PI: Fábio Luciano Verdi
This research strand revolves around a fully distributed computer networking footprint focused on decision making processes for the deployment of network functions driven by the needs of XR applications. Immersive AR/VR concerns interactive applications that compose a myriad of candidate 5G latency-sensitive novel services considered prominent advocates for the establishment of edge computing [Zhao et al., 2019]. Applications related to skill transfer will benefit from XR solutions and will improve the experience when learning and teaching, allowing seamless interaction between remote entities. It is expected that online education and training at different levels will become affordable for remote regions in Brazil with 5G and beyond, being XR applications of paramount importance for social inclusion in a future digitalized world. Experts could be able to instruct a technician performing a repair of a machine at a certain location as if they were physically present [Araújo et al., 2018]. The concept of the network as a computer encompasses the core of this research strand, which in a broader way aims to cope with new mechanisms for inserting computation at the network edge and core in order to enhance XR applications.

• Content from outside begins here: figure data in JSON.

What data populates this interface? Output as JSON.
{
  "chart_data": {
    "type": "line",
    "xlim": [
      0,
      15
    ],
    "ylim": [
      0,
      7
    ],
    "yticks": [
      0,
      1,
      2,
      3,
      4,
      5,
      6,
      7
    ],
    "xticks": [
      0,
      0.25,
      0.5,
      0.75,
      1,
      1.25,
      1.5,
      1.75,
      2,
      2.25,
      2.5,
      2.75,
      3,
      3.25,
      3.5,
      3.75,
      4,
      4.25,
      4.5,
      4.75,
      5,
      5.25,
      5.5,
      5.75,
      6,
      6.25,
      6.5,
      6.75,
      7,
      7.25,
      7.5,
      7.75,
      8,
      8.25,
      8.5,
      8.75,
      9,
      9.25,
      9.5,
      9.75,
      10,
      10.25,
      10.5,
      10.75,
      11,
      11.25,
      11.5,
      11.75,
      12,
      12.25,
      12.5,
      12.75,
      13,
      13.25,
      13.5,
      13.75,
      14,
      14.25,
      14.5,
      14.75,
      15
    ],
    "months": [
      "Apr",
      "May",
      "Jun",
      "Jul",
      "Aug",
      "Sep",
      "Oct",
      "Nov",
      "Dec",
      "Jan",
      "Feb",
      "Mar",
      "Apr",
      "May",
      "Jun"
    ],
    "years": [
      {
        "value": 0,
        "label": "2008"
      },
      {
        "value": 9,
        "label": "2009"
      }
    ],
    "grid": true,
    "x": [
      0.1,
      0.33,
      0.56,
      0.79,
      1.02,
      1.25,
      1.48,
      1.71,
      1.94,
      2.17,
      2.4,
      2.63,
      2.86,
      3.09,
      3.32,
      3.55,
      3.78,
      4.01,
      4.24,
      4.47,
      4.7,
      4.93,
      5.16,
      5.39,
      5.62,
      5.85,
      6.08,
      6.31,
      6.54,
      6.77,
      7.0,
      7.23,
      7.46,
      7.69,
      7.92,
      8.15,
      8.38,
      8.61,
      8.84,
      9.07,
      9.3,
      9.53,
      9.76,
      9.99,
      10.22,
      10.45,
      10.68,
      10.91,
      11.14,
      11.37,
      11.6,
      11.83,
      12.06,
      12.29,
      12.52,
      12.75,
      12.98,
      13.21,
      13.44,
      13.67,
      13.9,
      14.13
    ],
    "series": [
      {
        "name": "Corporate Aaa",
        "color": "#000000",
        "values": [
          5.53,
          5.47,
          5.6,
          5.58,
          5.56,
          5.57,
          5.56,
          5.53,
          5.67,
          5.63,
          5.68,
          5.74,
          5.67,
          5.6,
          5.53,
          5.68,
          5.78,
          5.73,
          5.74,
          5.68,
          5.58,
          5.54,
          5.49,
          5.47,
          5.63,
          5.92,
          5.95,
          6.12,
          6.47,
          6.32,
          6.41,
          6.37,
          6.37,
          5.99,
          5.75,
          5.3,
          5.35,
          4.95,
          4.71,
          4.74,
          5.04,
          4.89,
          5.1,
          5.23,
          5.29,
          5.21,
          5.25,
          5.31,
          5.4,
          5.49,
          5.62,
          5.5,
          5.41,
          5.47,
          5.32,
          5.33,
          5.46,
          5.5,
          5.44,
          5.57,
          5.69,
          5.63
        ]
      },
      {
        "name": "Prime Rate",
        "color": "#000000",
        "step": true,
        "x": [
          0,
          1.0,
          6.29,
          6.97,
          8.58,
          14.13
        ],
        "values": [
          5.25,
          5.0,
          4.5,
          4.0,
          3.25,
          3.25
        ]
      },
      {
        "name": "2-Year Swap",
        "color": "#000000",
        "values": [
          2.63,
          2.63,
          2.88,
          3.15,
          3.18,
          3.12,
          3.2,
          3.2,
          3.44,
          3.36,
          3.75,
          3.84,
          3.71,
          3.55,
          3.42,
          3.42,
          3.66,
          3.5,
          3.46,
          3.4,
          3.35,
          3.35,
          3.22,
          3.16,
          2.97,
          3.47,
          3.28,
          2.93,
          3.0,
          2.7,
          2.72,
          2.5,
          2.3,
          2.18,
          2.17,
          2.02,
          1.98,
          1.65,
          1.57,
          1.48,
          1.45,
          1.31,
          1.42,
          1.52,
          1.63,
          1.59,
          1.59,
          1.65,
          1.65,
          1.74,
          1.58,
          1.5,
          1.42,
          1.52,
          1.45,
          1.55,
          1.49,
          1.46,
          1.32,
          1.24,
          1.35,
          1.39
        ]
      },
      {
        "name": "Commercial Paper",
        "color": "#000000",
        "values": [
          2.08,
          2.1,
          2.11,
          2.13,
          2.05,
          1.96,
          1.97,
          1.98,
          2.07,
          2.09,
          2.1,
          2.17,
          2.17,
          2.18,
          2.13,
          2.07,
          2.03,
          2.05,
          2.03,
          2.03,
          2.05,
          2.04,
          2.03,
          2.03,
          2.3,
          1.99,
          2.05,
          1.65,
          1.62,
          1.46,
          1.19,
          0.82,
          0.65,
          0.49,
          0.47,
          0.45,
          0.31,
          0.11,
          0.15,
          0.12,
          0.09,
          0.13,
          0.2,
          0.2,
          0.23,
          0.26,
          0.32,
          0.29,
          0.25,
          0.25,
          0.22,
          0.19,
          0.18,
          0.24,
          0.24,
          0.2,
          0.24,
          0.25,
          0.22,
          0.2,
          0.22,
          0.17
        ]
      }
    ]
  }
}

Using different virtualization approaches, hardware acceleration, and network offloading techniques, this research strand will investigate which applications could benefit from the in-network computing paradigm. Caching, object detection and classification, frames prefetching and frames adaptation consist of possible tasks related to AR/VR that can be offloaded in the network. Machine learning algorithms play an essential role in the support of such tasks, a fact confirmed by already existing dataplane solutions utilizing deep learning [Ran et al., 2017] and random forests [Busse-Grawitz et al., 2019].
Online gaming contains good examples of applications that can benefit from in-network computing. Recent studies have shown that VR gaming users’ head movement can be predicted with high accuracy for upcoming hundreds of milliseconds [Zhang et al., 2018]. Performance gains of 5G latency-sensitive services by in-network computing establish major improvements in users’ QoE, one of the most challenging barriers for the wide adoption of XR applications.